Until now, the Kazakh economy has flourished thanks largely to the country’s vast reserves of oil and gas, but investors see untapped potential in renewable energy production and several other industrial sectors. Vast tracts of arable land and the proximity to major markets, such as China, the Middle East and Russia, for example, makes for perfect agribusiness opportunities.
He expressed hope that the forum would “give impetus to further strengthen partnerships with world leaders of the business community.” Current investors were honoured with a series of awards, in which companies investing in Kazakhstan were nominated for categories such as “long-term partnership”, investment activity”, “innovative production” and “sustainable development”.
These companies included energy industry corporation Chevron, French multinational TotalEnergies, Hevel Energy Group, Georgian Industrial Group, Goldbeck Solar, Paris-based Danone, Swiss asset manager INOKS Capital, Polish pharmaceutical company Polpharma, and French dairy multinational Lactalis and many others.
Speakers included representatives of multinationals already working in Kazakhstan: Sergey Kolesnikov, president of Russian TechnoNICOL; Huseyin Arslan, president of the Turkish YDA Group; Joachim Goldbeck, general director of German photovoltaic specialists Goldbeck Solar; Alois Schonberger, founder of Polish company Polcotton; and Gonench Dyryk, chairman of the board of Kazakh-Turkish healthcare company Orhun Medical.
Key players from a range of industries were also able to take part in a number of B2B events in which they were able to discuss various issues surrounding foreign investment and potential projects in the country.
Though still in its relative infancy, the Roundtable yet again proved a huge success, and resulted in business agreements valued at over US$2.1 billion. These included a deal with Polcotton to construct ten hectares of greenhouse complexes in the region of Turkestan for the agricultural export market.
With the ongoing pandemic still a major factor in planning forthcoming projects, a deal for the production of syringes and gloves, along with nonwoven fabrics, was signed by the Swiss M3 Groupe. Facilities will be located in the Almaty region.
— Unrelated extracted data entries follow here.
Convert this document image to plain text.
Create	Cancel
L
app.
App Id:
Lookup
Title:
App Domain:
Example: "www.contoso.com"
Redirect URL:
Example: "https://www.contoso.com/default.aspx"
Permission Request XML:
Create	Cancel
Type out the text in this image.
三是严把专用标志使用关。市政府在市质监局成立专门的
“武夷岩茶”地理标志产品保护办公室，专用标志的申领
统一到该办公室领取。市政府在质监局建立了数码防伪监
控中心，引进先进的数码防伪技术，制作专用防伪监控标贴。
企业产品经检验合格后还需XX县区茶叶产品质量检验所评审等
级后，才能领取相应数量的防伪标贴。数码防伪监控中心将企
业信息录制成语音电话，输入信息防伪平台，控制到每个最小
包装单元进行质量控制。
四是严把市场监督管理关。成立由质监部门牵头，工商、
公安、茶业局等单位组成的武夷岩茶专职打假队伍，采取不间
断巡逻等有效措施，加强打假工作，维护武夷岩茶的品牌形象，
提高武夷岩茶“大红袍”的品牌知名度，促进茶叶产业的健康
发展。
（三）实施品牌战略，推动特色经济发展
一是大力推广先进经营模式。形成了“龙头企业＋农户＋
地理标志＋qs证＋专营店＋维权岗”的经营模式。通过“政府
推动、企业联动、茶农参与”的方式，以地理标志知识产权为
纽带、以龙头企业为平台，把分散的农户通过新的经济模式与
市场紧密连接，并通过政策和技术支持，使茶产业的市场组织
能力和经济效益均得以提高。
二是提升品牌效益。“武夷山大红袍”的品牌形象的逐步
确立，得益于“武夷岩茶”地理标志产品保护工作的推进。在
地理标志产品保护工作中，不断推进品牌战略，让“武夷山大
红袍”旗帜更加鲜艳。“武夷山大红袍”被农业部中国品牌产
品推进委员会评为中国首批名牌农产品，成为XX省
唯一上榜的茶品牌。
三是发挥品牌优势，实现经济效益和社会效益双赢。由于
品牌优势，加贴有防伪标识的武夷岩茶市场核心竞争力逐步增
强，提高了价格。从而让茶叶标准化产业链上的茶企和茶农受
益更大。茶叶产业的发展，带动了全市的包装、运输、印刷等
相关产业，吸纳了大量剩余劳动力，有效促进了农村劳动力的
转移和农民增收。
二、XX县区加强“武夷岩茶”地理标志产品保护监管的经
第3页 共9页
Other moves in healthcare included a contract for the construction of a 1,000-bed clinic and diagnostic centre in Shymkent. This was signed by Kazakh Innovative University LLP and China Machinery Engineering Corporation. Government investment agency Kazakh Invest also signed a deal with Orhun Medical to build a multidisciplinary hospital in Almaty.
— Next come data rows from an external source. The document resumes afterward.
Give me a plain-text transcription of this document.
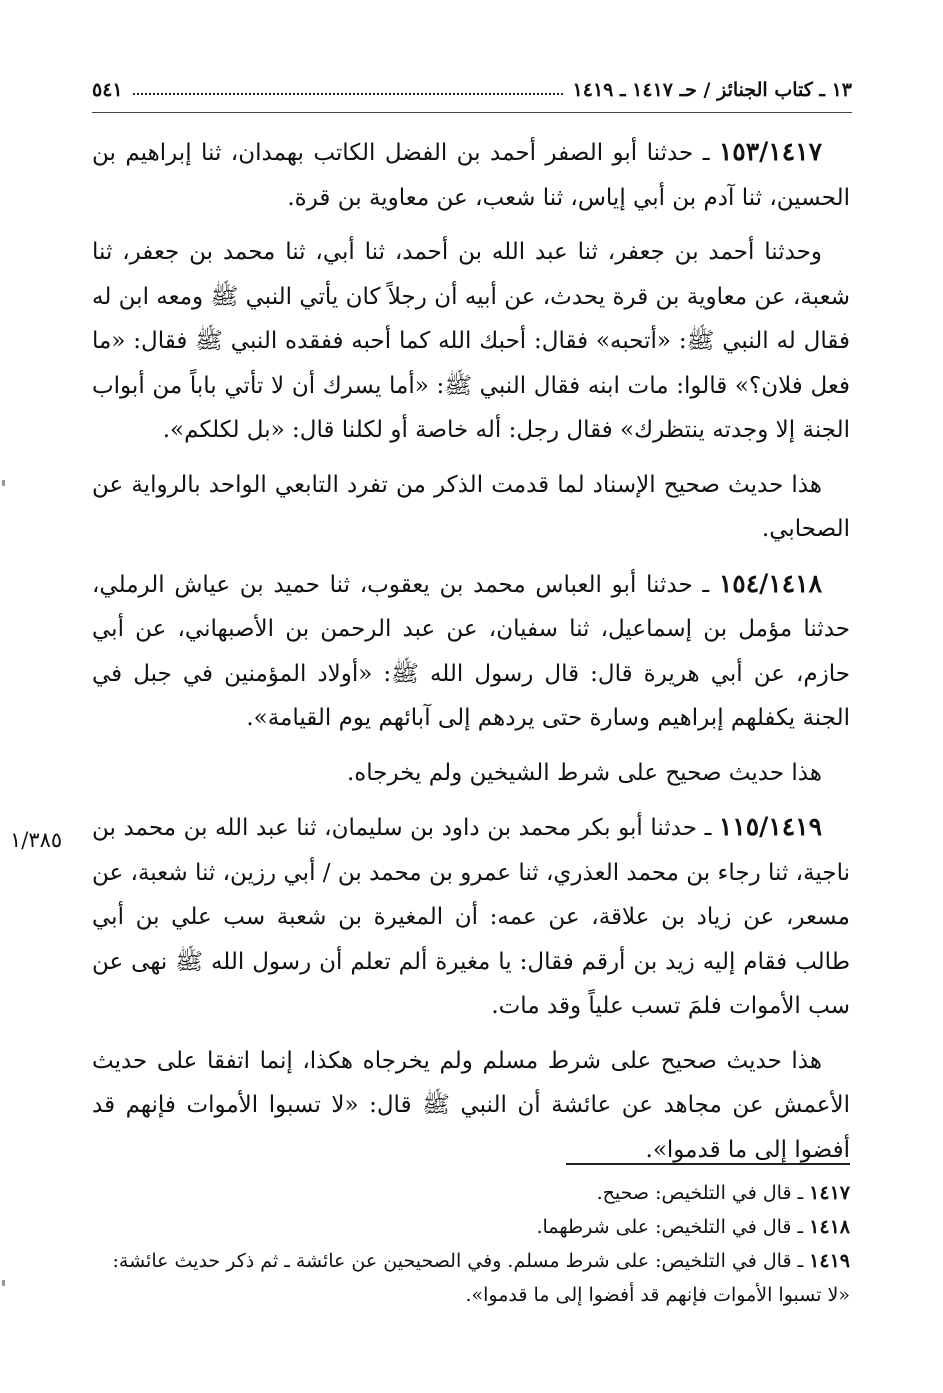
١٣ ـ كتاب الجنائز / حـ ١٤١٧ ـ ١٤١٩
٥٤١

١٥٣/١٤١٧ ـ حدثنا أبو الصفر أحمد بن الفضل الكاتب بهمدان، ثنا إبراهيم بن الحسين، ثنا آدم بن أبي إياس، ثنا شعب، عن معاوية بن قرة.

وحدثنا أحمد بن جعفر، ثنا عبد الله بن أحمد، ثنا أبي، ثنا محمد بن جعفر، ثنا شعبة، عن معاوية بن قرة يحدث، عن أبيه أن رجلاً كان يأتي النبي ﷺ ومعه ابن له فقال له النبي ﷺ: «أتحبه» فقال: أحبك الله كما أحبه ففقده النبي ﷺ فقال: «ما فعل فلان؟» قالوا: مات ابنه فقال النبي ﷺ: «أما يسرك أن لا تأتي باباً من أبواب الجنة إلا وجدته ينتظرك» فقال رجل: أله خاصة أو لكلنا قال: «بل لكلكم».

هذا حديث صحيح الإسناد لما قدمت الذكر من تفرد التابعي الواحد بالرواية عن الصحابي.

١٥٤/١٤١٨ ـ حدثنا أبو العباس محمد بن يعقوب، ثنا حميد بن عياش الرملي، حدثنا مؤمل بن إسماعيل، ثنا سفيان، عن عبد الرحمن بن الأصبهاني، عن أبي حازم، عن أبي هريرة قال: قال رسول الله ﷺ: «أولاد المؤمنين في جبل في الجنة يكفلهم إبراهيم وسارة حتى يردهم إلى آبائهم يوم القيامة».

هذا حديث صحيح على شرط الشيخين ولم يخرجاه.

١١٥/١٤١٩ ـ حدثنا أبو بكر محمد بن داود بن سليمان، ثنا عبد الله بن محمد بن ناجية، ثنا رجاء بن محمد العذري، ثنا عمرو بن محمد بن / أبي رزين، ثنا شعبة، عن مسعر، عن زياد بن علاقة، عن عمه: أن المغيرة بن شعبة سب علي بن أبي طالب فقام إليه زيد بن أرقم فقال: يا مغيرة ألم تعلم أن رسول الله ﷺ نهى عن سب الأموات فلمَ تسب علياً وقد مات.

هذا حديث صحيح على شرط مسلم ولم يخرجاه هكذا، إنما اتفقا على حديث الأعمش عن مجاهد عن عائشة أن النبي ﷺ قال: «لا تسبوا الأموات فإنهم قد أفضوا إلى ما قدموا».

١/٣٨٥
١٤١٧ ـ قال في التلخيص: صحيح.
١٤١٨ ـ قال في التلخيص: على شرطهما.
١٤١٩ ـ قال في التلخيص: على شرط مسلم. وفي الصحيحين عن عائشة ـ ثم ذكر حديث عائشة:
«لا تسبوا الأموات فإنهم قد أفضوا إلى ما قدموا».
Kazakhstan’s history was shaped in part by its position on international trade routes, an advantage it is still able to leverage centuries after the time of the Silk Routes. This geographical bonus was noted several times during the forum and was a persuasive factor in the creation of a milk processing plant agreed with Qatari company Baladna, Dinara Group Agricultural Holding and Kazakh Invest.
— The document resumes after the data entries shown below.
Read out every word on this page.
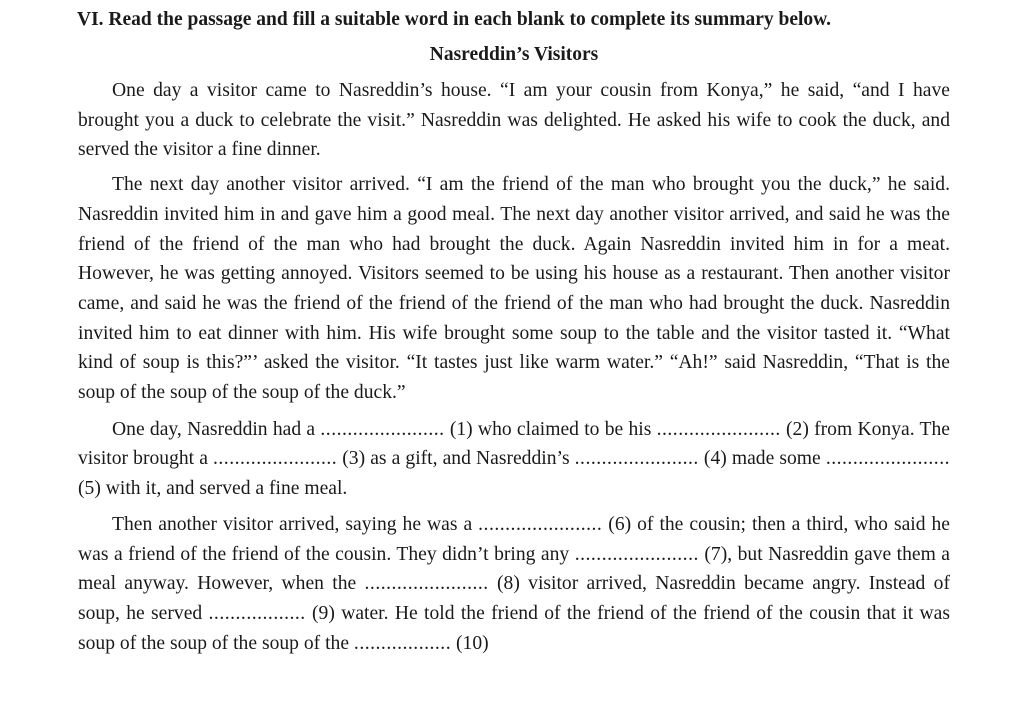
VI. Read the passage and fill a suitable word in each blank to complete its summary below.

Nasreddin’s Visitors

One day a visitor came to Nasreddin’s house. “I am your cousin from Konya,” he said, “and I have brought you a duck to celebrate the visit.” Nasreddin was delighted. He asked his wife to cook the duck, and served the visitor a fine dinner.

The next day another visitor arrived. “I am the friend of the man who brought you the duck,” he said. Nasreddin invited him in and gave him a good meal. The next day another visitor arrived, and said he was the friend of the friend of the man who had brought the duck. Again Nasreddin invited him in for a meat. However, he was getting annoyed. Visitors seemed to be using his house as a restaurant. Then another visitor came, and said he was the friend of the friend of the friend of the man who had brought the duck. Nasreddin invited him to eat dinner with him. His wife brought some soup to the table and the visitor tasted it. “What kind of soup is this?”’ asked the visitor. “It tastes just like warm water.” “Ah!” said Nasreddin, “That is the soup of the soup of the soup of the duck.”

One day, Nasreddin had a ....................... (1) who claimed to be his ....................... (2) from Konya. The visitor brought a ....................... (3) as a gift, and Nasreddin’s ....................... (4) made some ....................... (5) with it, and served a fine meal.

Then another visitor arrived, saying he was a ....................... (6) of the cousin; then a third, who said he was a friend of the friend of the cousin. They didn’t bring any ....................... (7), but Nasreddin gave them a meal anyway. However, when the ....................... (8) visitor arrived, Nasreddin became angry. Instead of soup, he served .................. (9) water. He told the friend of the friend of the friend of the cousin that it was soup of the soup of the soup of the .................. (10)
Other deals were signed with Chinese, Turkish and Indian multinationals in the fields of mining, metallurgy, mechanical engineering, energy and pharmaceuticals, inspired by the Kazakh government’s financial and logistical incentives.
The gradual move from dependency on oil and gas and the ever more efficient implementation of investment projects indicate that Kazakhstan is set to remain the economic powerhouse of the region.